Internet security experts are fighting back in the ongoing arms race of attack and defend. But right now the criminals are on the offensive. "We're way behind," says Stefan Savage, a computer science professor at the University of California at San Diego. Since 2001, he says, there have been "incredible advances in sophistication on the part of the bad guys. And yet what we do to defend is pretty much what we did five years ago."

Statistics seem to back him up. Today, not only is 63 percent of all e-mail spam, but 1 in 12 e-mail messages contains a virus, says MessageLabs, an e-mail security firm. That's a dramatic change from 20 years ago, when computer viruses spread slowly within limited networks or as floppy disks that had to be manually moved between machines. Today, the Internet zips these programs around the world at light speed.

Viruses can now enter computers as programs attached to e-mails sent by spammers. Once embedded in a machine, the viruses return the favor. By secretly taking control of computers, the viruses can create networks of "bots," programs that turn computers into "zombies." These computers are then employed by spammers to send out floods of anonymous spam messages.

These spams often include "phishing" scams - e-mails that appear to be from a bank or credit-card company but are really trying to steal account passwords or other financial information. Phishing has victimized some 1.8 million consumers and cost banks and credit-card issuers nearly $1.2 billion in the past year, estimates Symantec, a maker of computer-security software in Cupertino, Calif.

In the first half of 2003, the average number of bot networks monitored per day by Symantec was 2,000. By the first half of 2004, the number mushroomed to 30,000. Each bot network can contain thousands of infected computers.

Motivations have changed too.

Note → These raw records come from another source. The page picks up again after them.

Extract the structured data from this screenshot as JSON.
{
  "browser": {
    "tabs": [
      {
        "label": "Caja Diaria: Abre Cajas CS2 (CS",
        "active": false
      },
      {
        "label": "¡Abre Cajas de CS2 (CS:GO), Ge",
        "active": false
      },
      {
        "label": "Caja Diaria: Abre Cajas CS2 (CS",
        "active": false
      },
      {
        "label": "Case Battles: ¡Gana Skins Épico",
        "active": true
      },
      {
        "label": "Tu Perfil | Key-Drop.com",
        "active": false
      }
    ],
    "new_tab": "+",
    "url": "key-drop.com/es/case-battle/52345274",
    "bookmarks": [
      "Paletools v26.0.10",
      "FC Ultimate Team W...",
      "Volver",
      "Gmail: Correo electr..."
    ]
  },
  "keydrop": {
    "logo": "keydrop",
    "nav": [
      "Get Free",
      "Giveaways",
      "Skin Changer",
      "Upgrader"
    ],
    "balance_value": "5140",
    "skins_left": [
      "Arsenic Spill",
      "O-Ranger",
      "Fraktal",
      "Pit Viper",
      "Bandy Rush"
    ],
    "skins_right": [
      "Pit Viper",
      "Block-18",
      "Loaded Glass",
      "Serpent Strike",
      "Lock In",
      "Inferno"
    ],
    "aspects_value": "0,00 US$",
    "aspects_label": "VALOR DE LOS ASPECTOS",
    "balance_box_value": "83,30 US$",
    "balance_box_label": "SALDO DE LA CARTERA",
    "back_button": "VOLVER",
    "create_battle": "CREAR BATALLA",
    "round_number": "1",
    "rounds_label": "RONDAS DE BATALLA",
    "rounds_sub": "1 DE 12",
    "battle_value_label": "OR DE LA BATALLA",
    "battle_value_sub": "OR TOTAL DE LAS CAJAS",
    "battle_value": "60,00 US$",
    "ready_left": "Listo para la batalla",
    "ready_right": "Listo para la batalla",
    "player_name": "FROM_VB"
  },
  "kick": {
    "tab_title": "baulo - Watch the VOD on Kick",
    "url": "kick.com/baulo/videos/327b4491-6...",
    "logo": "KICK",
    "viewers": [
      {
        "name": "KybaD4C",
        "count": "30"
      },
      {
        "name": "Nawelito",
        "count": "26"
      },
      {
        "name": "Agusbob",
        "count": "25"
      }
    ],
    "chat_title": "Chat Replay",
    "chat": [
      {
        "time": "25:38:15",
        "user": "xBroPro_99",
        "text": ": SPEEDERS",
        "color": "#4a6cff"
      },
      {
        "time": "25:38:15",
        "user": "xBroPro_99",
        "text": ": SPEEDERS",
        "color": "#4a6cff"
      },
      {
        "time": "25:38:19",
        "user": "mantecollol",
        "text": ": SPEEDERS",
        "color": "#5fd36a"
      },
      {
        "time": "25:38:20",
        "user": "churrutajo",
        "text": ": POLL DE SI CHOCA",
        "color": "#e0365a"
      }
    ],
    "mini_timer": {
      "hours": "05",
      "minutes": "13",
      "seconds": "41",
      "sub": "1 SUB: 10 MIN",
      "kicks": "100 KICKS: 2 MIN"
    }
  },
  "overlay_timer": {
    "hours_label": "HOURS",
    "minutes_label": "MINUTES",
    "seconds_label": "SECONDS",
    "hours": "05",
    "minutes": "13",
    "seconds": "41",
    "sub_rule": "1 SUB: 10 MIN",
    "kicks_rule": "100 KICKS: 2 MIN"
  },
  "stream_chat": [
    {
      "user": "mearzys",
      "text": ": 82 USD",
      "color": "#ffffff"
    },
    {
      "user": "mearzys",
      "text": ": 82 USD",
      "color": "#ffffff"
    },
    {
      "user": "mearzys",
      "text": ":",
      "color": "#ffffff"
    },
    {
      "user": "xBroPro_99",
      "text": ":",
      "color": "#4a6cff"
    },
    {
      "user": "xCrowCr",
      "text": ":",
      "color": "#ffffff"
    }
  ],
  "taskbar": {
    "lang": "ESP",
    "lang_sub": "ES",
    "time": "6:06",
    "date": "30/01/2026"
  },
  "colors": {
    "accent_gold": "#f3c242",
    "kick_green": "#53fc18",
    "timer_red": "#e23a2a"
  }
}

Early virusmakers wanted to show off. Today, criminals target individuals and businesses to try to make easy money. "We've definitely seen the motivation shift," says Brian Czarny, vice president of marketing at MessageLabs. His company first started noticing spammers and virusmakers working together back in the spring of 2003, he says. "Since then, it's grown exponentially."

Outlaws at the cafe

Setting up in an Internet cafe anywhere in the world, these pirates can hit and run in a matter of hours. "They get somebody's identity, clear out their bank account, and then take off," Mr. Czarny says.

Other criminals hunt for personal data or a company's intellectual property for the purposes of extortion. "They send tidbits back to the organization and say, 'Look, I have your stuff,' " says Mr. Pironti, and then threaten to post the material on the Internet if their demands aren't met. In one recent example a British man was arrested last month in connection with stealing source code from Cisco Systems.

Big companies already spend a lot of time and money on state-of-the-art computer security. But in a new twist, criminals are sneaking in by attacking the less formidable defenses of smaller vendors who are linked into corporate computer networks. "That's one of our biggest challenges right now," Pironti says.